OS1/21/7/1

List of names as written Various modes of spelling Authorities for spelling Situation Description remarks
CAMBUSLANG [parish] Cambuslang Parish Valuation Roll
Statistical Account
Forests Map
Revd. J.S.Johnstone
Old Statistical Account
New Statistical Account
Chalmer's Caledonia
Sheriff's Returns
County Map
010; 011 "In the last Statistical Report it is stated that this parish was anciently called Drumsargard; but this appears to be a mistake. In the seventeenth century, the name of the barony of Drumsharg or Drumsargard, which includes the larger portion of the parish, was changed to Cambuslang, the name the parish always bore. Lying at the north-west extremity of the great trough of the Clyde, near the western boundary of the district of Clydesdale, the greater part of the parish exhibits a low undulating surface, and forms part of the great vale on which the City of Glasgow stands." New Statistical Account.

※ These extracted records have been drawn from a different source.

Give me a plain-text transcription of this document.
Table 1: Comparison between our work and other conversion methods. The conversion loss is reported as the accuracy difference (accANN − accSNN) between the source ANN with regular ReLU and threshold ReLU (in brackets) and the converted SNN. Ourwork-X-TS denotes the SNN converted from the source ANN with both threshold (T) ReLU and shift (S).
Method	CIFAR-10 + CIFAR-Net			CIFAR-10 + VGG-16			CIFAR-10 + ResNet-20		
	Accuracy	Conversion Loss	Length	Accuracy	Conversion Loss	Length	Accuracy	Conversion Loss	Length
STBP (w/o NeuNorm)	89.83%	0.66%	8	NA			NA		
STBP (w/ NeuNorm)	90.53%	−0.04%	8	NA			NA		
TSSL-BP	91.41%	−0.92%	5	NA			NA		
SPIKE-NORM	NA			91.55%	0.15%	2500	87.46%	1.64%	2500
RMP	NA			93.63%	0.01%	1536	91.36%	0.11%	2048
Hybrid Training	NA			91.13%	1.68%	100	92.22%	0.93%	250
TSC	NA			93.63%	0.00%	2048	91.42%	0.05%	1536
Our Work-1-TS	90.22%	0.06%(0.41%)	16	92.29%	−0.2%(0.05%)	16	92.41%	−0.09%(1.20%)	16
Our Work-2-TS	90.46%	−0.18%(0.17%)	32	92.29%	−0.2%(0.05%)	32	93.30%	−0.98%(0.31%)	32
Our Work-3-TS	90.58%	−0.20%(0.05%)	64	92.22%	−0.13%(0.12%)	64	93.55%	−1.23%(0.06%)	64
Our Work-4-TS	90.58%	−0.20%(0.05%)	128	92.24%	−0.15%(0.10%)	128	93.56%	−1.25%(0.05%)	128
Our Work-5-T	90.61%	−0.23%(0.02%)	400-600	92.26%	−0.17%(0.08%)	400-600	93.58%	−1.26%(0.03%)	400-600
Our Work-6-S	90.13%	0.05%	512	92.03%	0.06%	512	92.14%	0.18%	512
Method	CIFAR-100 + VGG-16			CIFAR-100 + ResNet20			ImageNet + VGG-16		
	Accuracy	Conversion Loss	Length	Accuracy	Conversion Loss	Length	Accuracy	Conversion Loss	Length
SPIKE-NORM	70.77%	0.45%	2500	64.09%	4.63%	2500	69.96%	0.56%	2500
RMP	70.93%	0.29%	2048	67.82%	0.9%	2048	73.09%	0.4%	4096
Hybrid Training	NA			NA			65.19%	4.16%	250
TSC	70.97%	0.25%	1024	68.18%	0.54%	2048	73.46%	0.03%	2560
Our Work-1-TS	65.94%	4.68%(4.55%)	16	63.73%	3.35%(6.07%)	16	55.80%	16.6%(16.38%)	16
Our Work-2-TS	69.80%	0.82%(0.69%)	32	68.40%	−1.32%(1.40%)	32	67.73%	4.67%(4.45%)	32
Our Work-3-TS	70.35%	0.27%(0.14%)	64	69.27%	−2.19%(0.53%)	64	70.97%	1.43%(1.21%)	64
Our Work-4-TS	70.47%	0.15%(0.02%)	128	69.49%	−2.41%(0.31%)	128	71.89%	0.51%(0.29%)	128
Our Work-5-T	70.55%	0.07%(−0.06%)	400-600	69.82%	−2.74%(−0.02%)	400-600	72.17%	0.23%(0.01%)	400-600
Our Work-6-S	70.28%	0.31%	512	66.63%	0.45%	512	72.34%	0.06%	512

"The parish is bounded on the North by Old Monkland; on the South by East Kilbryde; East, by Blantyre; and on the west by Rutherglen. Dechmont Hill rises from an altitude of 600 feet, and commands an extensive and varied prospect, coal abounds in this district, where it has been wrought for upwards of 800 years. A strata of limestone usually called Cambuslang Marble, is found in some of the coal pits at the depth of 200 feet." Gazetteer.
Cambuslang & Kirkhill villages are the principal ones in the Parish. There are several smaller villages. The Northern Calder water forms the eastern boundary of the Parish.
"The parish of Cambuslang derived its singular name from the Celtic Cambus-lain , signifying the bending water-bank or the bank on the bend of the water". Cam in the British and Gaelic signifies bending, bowed; and usg or uisg means water, From these vocables was formed the Celtic word camus, which applied to the bend or curve of any water, either of a stream, a lake or of the sea. Camus, thus applied, appears in a number of names in the topography of Scotland; and in the Scots-Saxon districts it has uniformly obtained the name Cambus; as Cambus-lang." Chalmers Caledonia Vol 3-p 694
There is not any portion of the Parish of Cambuslang detached within any other Parish, nor is there any portion of any other Parish contained within the bounds of this Parish.